Sasirekha Ramani, PhD
Assistant Professor of Molecular Virology and Microbiology,
Baylor College of Medicine, Houston, Texas, USA
Despite the introduction of vaccines,
rotavirus remains a leading cause of severe,
dehydrating gastroenteritis in children under
the age of five. Recent work from our
laboratory and others have demonstrated
that genetically regulated differences in
histo-blood group antigen (HBGA) glycan
expression affect susceptibility to infection
with different human rotavirus strains, including
vaccine viruses. Since structural analogs to
cell surface glycans are present in breast milk,
we asked: How do HMOs in breast milk affect
rotavirus infectivity, particularly in neonates?

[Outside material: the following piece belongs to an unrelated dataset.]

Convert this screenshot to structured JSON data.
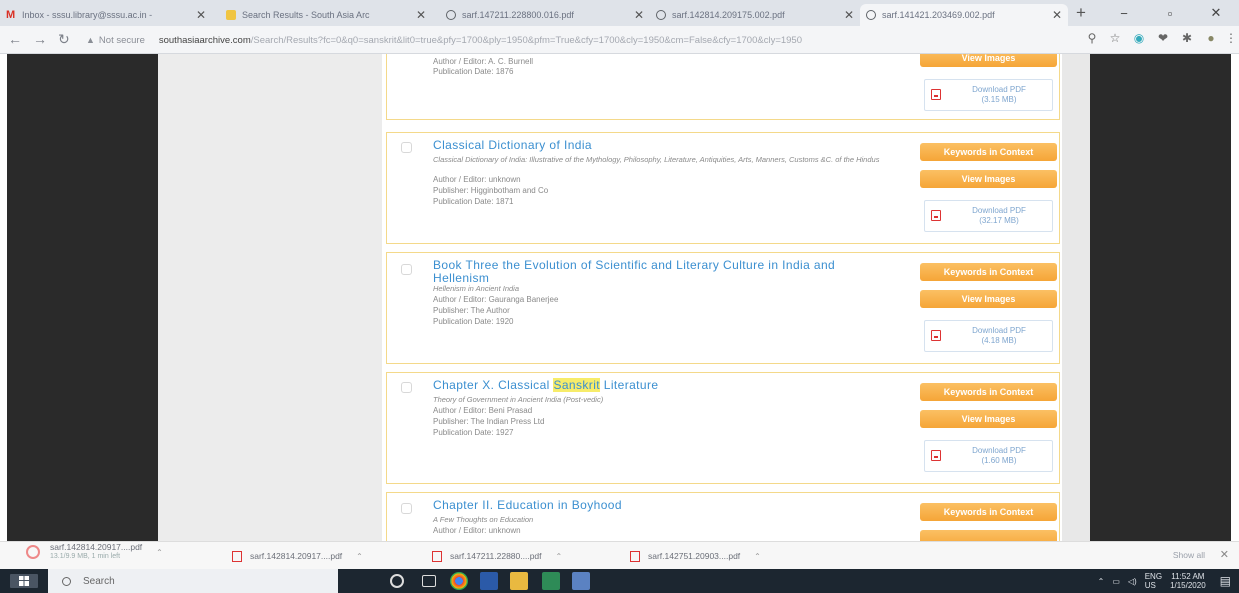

Using a multidisciplinary translational science
approach involving virologists, structural
biologists, glycobiologists, physicians,
and epidemiologists, we are testing the
hypothesis that complex interactions between
intestinal glycan expression during neonatal
development and both the breast milk
microbiome and HMOs affect susceptibility
to neonatal rotavirus infections. Our studies
are primarily carried out with a bovine-human
reassortant rotavirus strain G10P[11] that almost
exclusively infects neonates in India.
Recently, we have begun utilizing a new
model of the human gastrointestinal epithelium
to answer fundamental questions on how
bioactive components in breast milk affect
rotavirus infectivity. Advances in the field
of stem cell biology have facilitated the
development of non-transformed, human
intestinal epithelial cultures called HIEs
that recapitulate many biological and
physiological properties of the human small
intestine. We are currently using HIEs to
understand the molecular basis of rotavirus-
HMO interactions. Our present studies serve as
a foundation for future work on understanding
the effect of breast milk components on
clinically relevant rotavirus strains and
vaccines, as well as other enteric pathogens
for which glycans are critical for infection.